Speaking with William Terite on Pacific Mornings, Smith says her inspiration comes from her lived experience as a mother of four children with Māori and Tongan heritage.
She says current institutional systems often fail to capture the complexity of dual identities, frequently reducing individuals to a single "tick box" ethnicity.
“If you're more than one ethnicity, only the first one is counted in most cases. So without also exploring or examining the whole person and at home, what their lived realities are,” Smith says.
“We're not a one-size-fits all for our education, health system and justice system. So it's taking that holistic approach and finding out what our people are doing when we have dual or multiple ethnicities.”
Watch Dr Wahineata Smith’s full interview below.
Smith also hopes her research will help government agencies recognise and value multiple ethnicities.
She plans to physically connect whānau to their roots through trips to Tonga and iwi in Waikato, while also supporting cultural practices at home, like “doing lotu [prayer] or karakia every day” in different languages to build children’s confidence.
“My hope is that families and children can be proud of who they are, who they come from and where they come from,” Smith says.

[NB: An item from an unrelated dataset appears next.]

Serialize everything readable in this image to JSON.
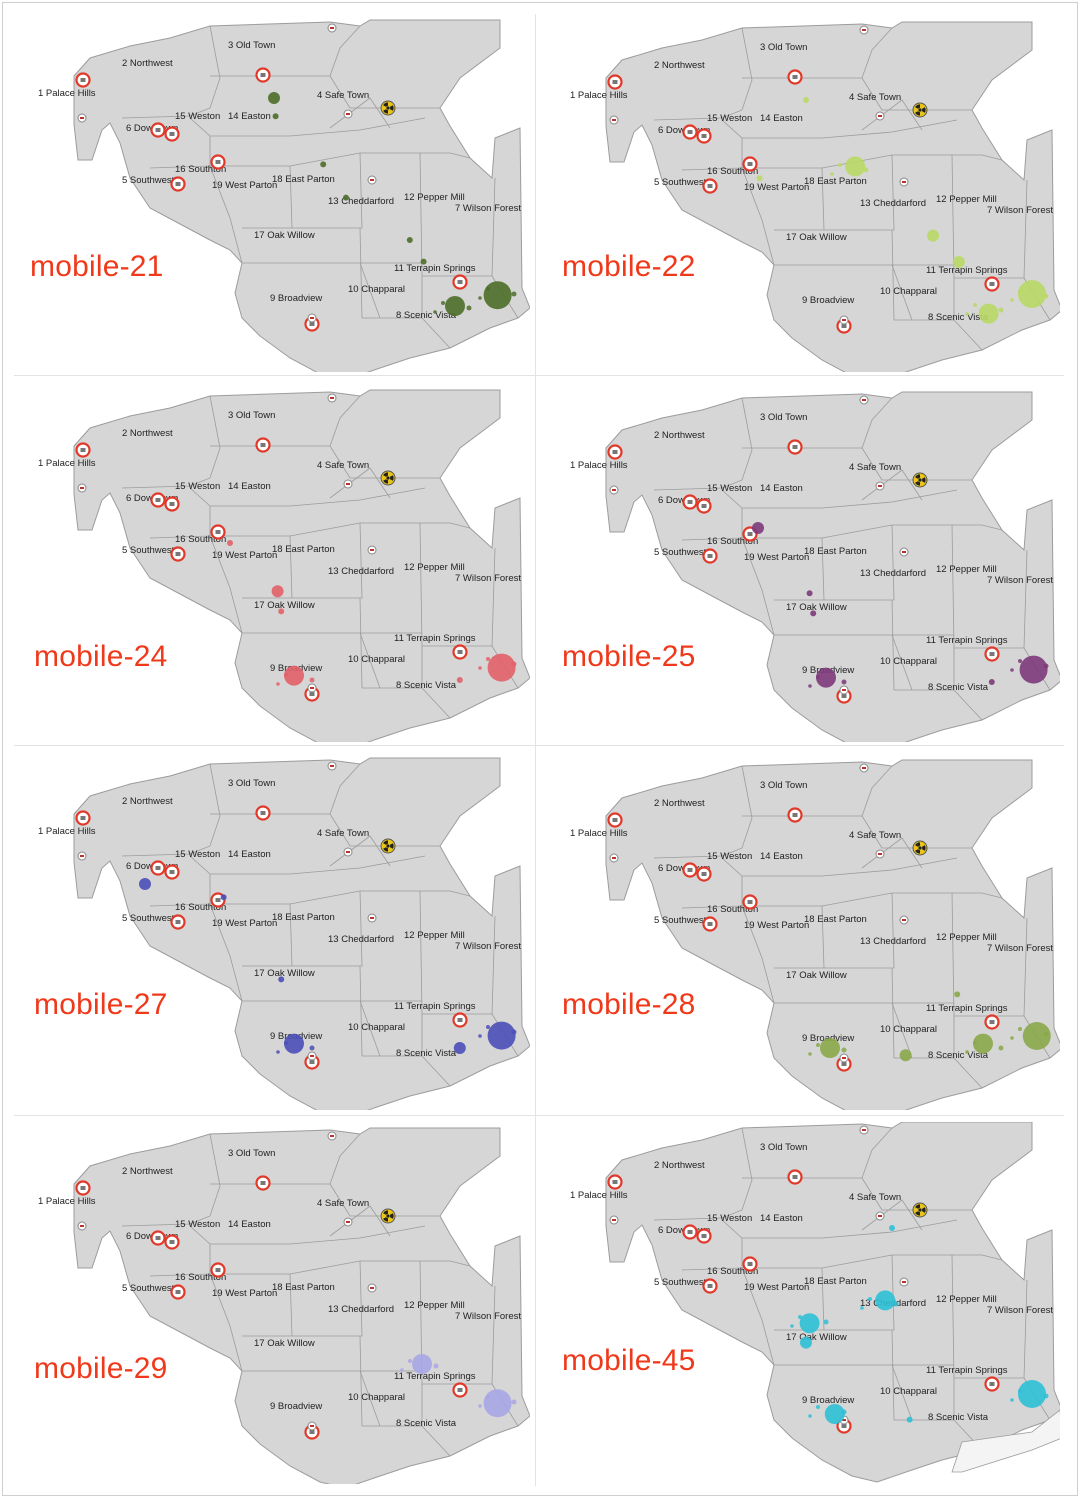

“I hope that families can be confident in their cultural context, whether they're at a funeral or tangi or birthday, they know and feel confident in those situations what to do.
“I hope that this research can make a real intergenerational impact on the families that I'm directly working with and beyond that.”

(From left to right) Erana Severne-Takataka, Dr Wahineata Smith and Arianna Nisa-Waller. Photo/Otago University
Smith's work has already demonstrated impact. At the Indigenous Futures International Conference 2025, she co-presented alongside participating mothers to ensure whānau voices were integrated throughout the process.
Arianna Nisa-Waller, one of the mothers, praised Smith for moving beyond "Western research parameters", while Erana Severne-Takataka highlighted the research’s importance as Aotearoa sees "more blends of Tongan and Māori children".
According to Otago University, Dr Martin Gagnon, acting deputy vice-chancellor (research and enterprise), Smith’s fellowship highlights the talented researchers at the institution and the potential of her work to shape the future of Māori-Pacific whanau.